Open Datasets Collection

16 Dec 2017

In this post, I will list some useful open datasets.

  1. CrowdFlower

    CrowdFlower is a crowdsourcing platform. Thanks for them to support researches in crowdsourcing area. They open some completed datasets, called Data For Everyone processed on their platform for researchers in crowdsourcing area to test new methods.

  2. AMiner

    Aminer is a researcher mining platform, which ranks researchers in many areas based on their influences. Also the group developed Aminer is active and successful in data mining area and published many papers in KDD in recent years. They open their datasets used in their papers for other researchers to utilize.

  3. Yelp Dataset

    The Yelp dataset is a subset of our businesses, reviews, and user data for use in personal, educational, and academic purposes.
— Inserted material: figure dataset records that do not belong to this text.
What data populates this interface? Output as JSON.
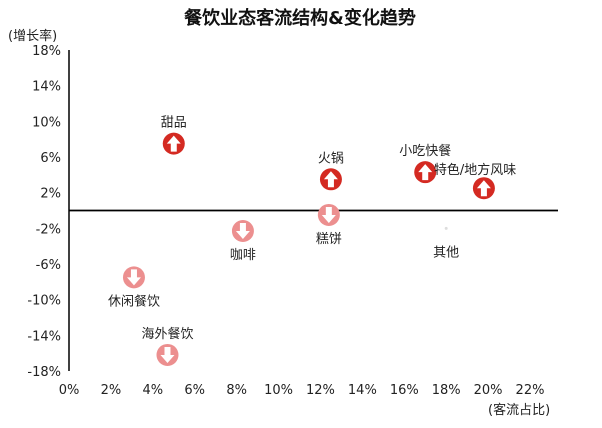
{
  "chart_data": {
    "type": "scatter",
    "title": "餐饮业态客流结构&变化趋势",
    "xlabel": "(客流占比)",
    "ylabel": "(增长率)",
    "x_unit": "%",
    "y_unit": "%",
    "xlim": [
      0,
      22
    ],
    "ylim": [
      -18,
      18
    ],
    "x_ticks": [
      "0%",
      "2%",
      "4%",
      "6%",
      "8%",
      "10%",
      "12%",
      "14%",
      "16%",
      "18%",
      "20%",
      "22%"
    ],
    "y_ticks": [
      "18%",
      "14%",
      "10%",
      "6%",
      "2%",
      "-2%",
      "-6%",
      "-10%",
      "-14%",
      "-18%"
    ],
    "zero_line_y": 0,
    "grid": false,
    "colors": {
      "up": "#d42a22",
      "down": "#ec8f8f",
      "zero_line": "#000000",
      "axis": "#000000"
    },
    "points": [
      {
        "name": "甜品",
        "x": 5.0,
        "y": 7.5,
        "trend": "up",
        "label_pos": "above"
      },
      {
        "name": "火锅",
        "x": 12.5,
        "y": 3.5,
        "trend": "up",
        "label_pos": "above"
      },
      {
        "name": "小吃快餐",
        "x": 17.0,
        "y": 4.3,
        "trend": "up",
        "label_pos": "above"
      },
      {
        "name": "特色/地方风味",
        "x": 19.8,
        "y": 2.5,
        "trend": "up",
        "label_pos": "above-right"
      },
      {
        "name": "糕饼",
        "x": 12.4,
        "y": -0.5,
        "trend": "down",
        "label_pos": "below"
      },
      {
        "name": "咖啡",
        "x": 8.3,
        "y": -2.3,
        "trend": "down",
        "label_pos": "below"
      },
      {
        "name": "其他",
        "x": 18.0,
        "y": -2.0,
        "trend": "none",
        "label_pos": "below"
      },
      {
        "name": "休闲餐饮",
        "x": 3.1,
        "y": -7.5,
        "trend": "down",
        "label_pos": "below"
      },
      {
        "name": "海外餐饮",
        "x": 4.7,
        "y": -16.2,
        "trend": "down",
        "label_pos": "above"
      }
    ]
  }
}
Available in both JSON and SQL files, use it to teach students about databases, to learn NLP, or for sample production data while you learn how to make mobile apps.

  4. Population estimation from mobile network traffic metadata Dataset

    This dataset cover one month of data taken during the month of April 2015 for three Italian cities: Rome, Milan, Turin. The raw data has been provided during the Telecom Italia Big Data Challenge

  5. Datasets and codes from Gao Cong’s group

    Prof. Gao Cong in NTU summarizes many datasets and source codes of the publications from his group in this webpage. Very useful for recommendation, POI mining and social influence analyses.